Portugal, um Estado de "Falência" Permanente

BOX DE FACTOS
- Prejuízo global: 1.312 milhões de euros em 2024 nas empresas não financeiras do Sector Empresarial do Estado (SEE).
- Agravamento: mais 546 milhões de euros de prejuízos face a 2023.
- Empresas em falência técnica: 35 em 2024, mais 6 do que no ano anterior, com capitais próprios negativos.
- Empresas com resultados positivos: 36 entidades, com 565 milhões de euros de lucros agregados.
- Empresas com prejuízos: 52 entidades, com perdas combinadas de 1.900 milhões de euros.
- Saúde pública: cerca de 93% do resultado líquido negativo do SEE concentra-se no sector da saúde, com 1.700 milhões de euros de prejuízos.
- Rácios "bonitos" em papel: autonomia financeira de 27,7% e solvabilidade de 38,4%, apesar do mar de prejuízos.
- Trabalhadores: cerca de 187 mil pessoas empregadas no SEE, aproximadamente 3,7% do emprego nacional.
Portugal, um Estado de Falência Permanente
1. O retrato cru: o Estado como máquina de queimar riqueza
Os números não mentem, apenas gritam em silêncio.

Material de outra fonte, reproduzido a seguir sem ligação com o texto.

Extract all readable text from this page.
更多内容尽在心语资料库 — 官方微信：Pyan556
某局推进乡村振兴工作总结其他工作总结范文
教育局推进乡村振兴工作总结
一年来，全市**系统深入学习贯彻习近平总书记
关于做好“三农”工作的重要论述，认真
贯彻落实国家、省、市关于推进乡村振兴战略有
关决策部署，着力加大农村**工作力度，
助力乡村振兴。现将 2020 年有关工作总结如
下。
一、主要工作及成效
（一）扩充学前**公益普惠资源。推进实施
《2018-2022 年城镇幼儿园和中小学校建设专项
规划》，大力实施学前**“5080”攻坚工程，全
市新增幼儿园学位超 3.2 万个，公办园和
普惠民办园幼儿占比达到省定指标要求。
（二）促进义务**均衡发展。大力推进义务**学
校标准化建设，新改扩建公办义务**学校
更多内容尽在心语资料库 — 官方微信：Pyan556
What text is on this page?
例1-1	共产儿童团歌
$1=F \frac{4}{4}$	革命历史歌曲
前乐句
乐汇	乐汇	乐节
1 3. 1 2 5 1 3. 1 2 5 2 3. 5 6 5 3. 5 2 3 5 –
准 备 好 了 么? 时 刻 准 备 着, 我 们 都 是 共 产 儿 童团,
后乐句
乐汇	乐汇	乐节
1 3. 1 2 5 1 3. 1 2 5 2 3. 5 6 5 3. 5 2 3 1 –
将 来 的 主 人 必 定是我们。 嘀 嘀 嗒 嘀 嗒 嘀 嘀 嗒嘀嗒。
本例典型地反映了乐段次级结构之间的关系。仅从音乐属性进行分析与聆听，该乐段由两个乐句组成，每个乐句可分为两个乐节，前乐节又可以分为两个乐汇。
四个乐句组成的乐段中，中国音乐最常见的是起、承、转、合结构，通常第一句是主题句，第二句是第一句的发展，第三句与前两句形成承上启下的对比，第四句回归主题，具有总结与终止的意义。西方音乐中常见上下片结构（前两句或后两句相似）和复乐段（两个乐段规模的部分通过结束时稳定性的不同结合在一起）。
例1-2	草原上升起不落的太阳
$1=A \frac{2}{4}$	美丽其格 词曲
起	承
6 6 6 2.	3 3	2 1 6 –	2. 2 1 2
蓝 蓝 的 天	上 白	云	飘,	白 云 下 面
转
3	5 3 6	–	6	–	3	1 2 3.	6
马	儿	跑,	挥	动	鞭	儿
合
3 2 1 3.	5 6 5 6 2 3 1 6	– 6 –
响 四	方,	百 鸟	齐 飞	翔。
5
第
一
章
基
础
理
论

Em 2024, as empresas não financeiras do Sector Empresarial do Estado somaram 1.312 milhões de euros de prejuízos, agravando em mais de meio milhar de milhão as perdas do ano anterior. Resultado: por cada cinco empresas analisadas, apenas duas conseguiram fechar o ano sem afundar ainda mais as contas públicas.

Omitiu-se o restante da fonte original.